The Prime Culprit

A very common complaint among PIV C1 users has been that Prime95 collapses on them while other stability checks go merrily on its way at the same speed, and that Prime only stabilizes at speeds much lower than the other tests.

While Prime has often been more sensitive than others in the past, it seems to be more so than usual here.

The problem might not be your machine, but an older version of Prime 95.

If you go to Prime 95’s revision history, you’ll see that a number of changes were made in versions 22.2-22.6 to correct bugs that created erroneous errors. In particular, versions 22.2 and 22.3 have revisions made because “version 21 was too aggressive in choosing FFT sizes for the P4.”

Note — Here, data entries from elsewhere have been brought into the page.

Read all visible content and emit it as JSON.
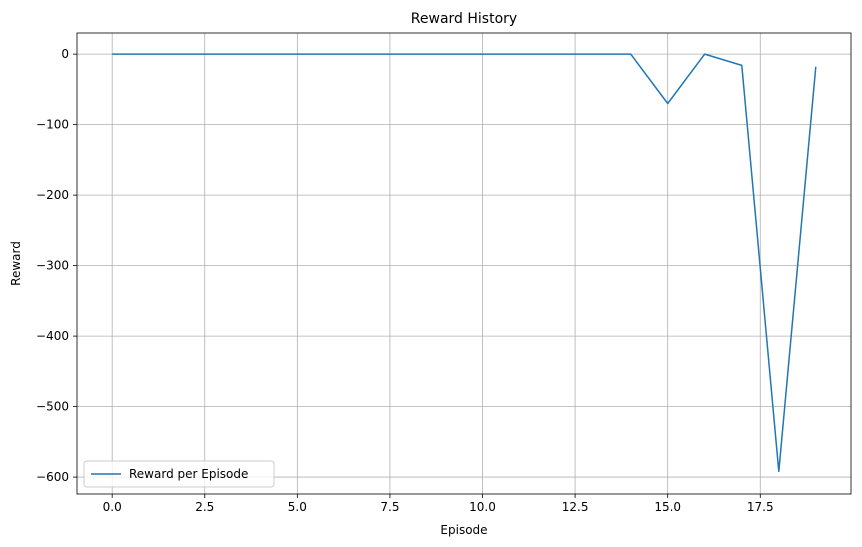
{
  "chart_data": {
    "type": "line",
    "title": "Reward History",
    "xlabel": "Episode",
    "ylabel": "Reward",
    "xlim": [
      -0.95,
      19.95
    ],
    "ylim": [
      -624,
      30
    ],
    "xticks": [
      0,
      2.5,
      5,
      7.5,
      10,
      12.5,
      15,
      17.5
    ],
    "xtick_labels": [
      "0.0",
      "2.5",
      "5.0",
      "7.5",
      "10.0",
      "12.5",
      "15.0",
      "17.5"
    ],
    "yticks": [
      0,
      -100,
      -200,
      -300,
      -400,
      -500,
      -600
    ],
    "ytick_labels": [
      "0",
      "−100",
      "−200",
      "−300",
      "−400",
      "−500",
      "−600"
    ],
    "grid": true,
    "legend_position": "lower-left",
    "series": [
      {
        "name": "Reward per Episode",
        "color": "#1f77b4",
        "x": [
          0,
          1,
          2,
          3,
          4,
          5,
          6,
          7,
          8,
          9,
          10,
          11,
          12,
          13,
          14,
          15,
          16,
          17,
          18,
          19
        ],
        "y": [
          0,
          0,
          0,
          0,
          0,
          0,
          0,
          0,
          0,
          0,
          0,
          0,
          0,
          0,
          0,
          -70,
          0,
          -16,
          -592,
          -18
        ]
      }
    ]
  }
}
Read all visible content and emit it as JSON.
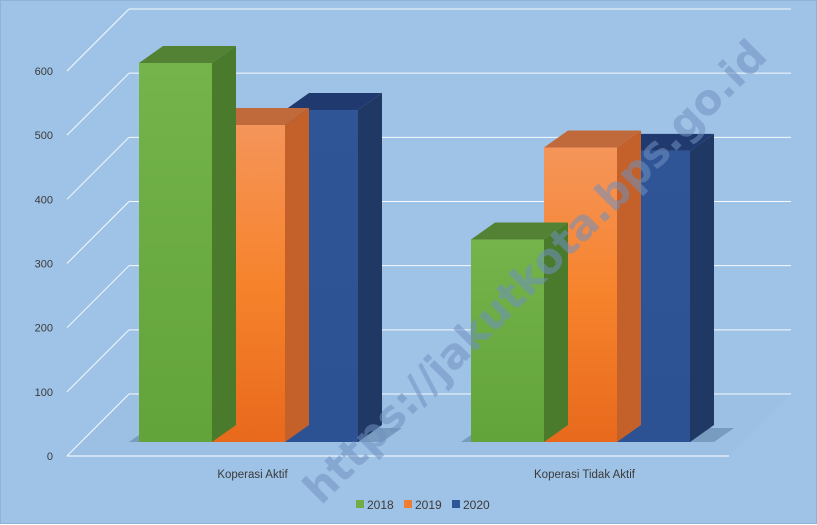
{
  "chart_data": {
    "type": "bar",
    "title": "",
    "xlabel": "",
    "ylabel": "",
    "categories": [
      "Koperasi Aktif",
      "Koperasi Tidak Aktif"
    ],
    "series": [
      {
        "name": "2018",
        "values": [
          556,
          297
        ],
        "color": "#70ad47"
      },
      {
        "name": "2019",
        "values": [
          465,
          432
        ],
        "color": "#ed7d31"
      },
      {
        "name": "2020",
        "values": [
          487,
          427
        ],
        "color": "#2f5597"
      }
    ],
    "ylim": [
      0,
      600
    ],
    "yticks": [
      0,
      100,
      200,
      300,
      400,
      500,
      600
    ],
    "grid": true,
    "legend_position": "bottom",
    "three_d": true
  },
  "watermark": "https://jakutkota.bps.go.id"
}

This may/might be the reason why at least some machines are failing Prime 95 at speeds a good deal lower than other stability tests. Then again, it may well not; for instance, many of you may have well downloaded the last version when you tested your C1 in the first place.

But that’s what experimenting is for, to look into all the possibilities, and see whether or not any of them is the cause. My suspicion is that this isn’t THE reason, but may be the case in a few cases, especially when the error occurs well into testing.

If you want to see if that’s the case for your machine, download the latest version of Prime, and see if it stays stable at a speed higher than the earlier version.

Tell me if you does or doesn’t (or if you used the latest version in your initial test, and the machine still died sooner rather than later, tell me that, too).

If it does we’ll report on it; if it doesn’t, we’ll report on that, too.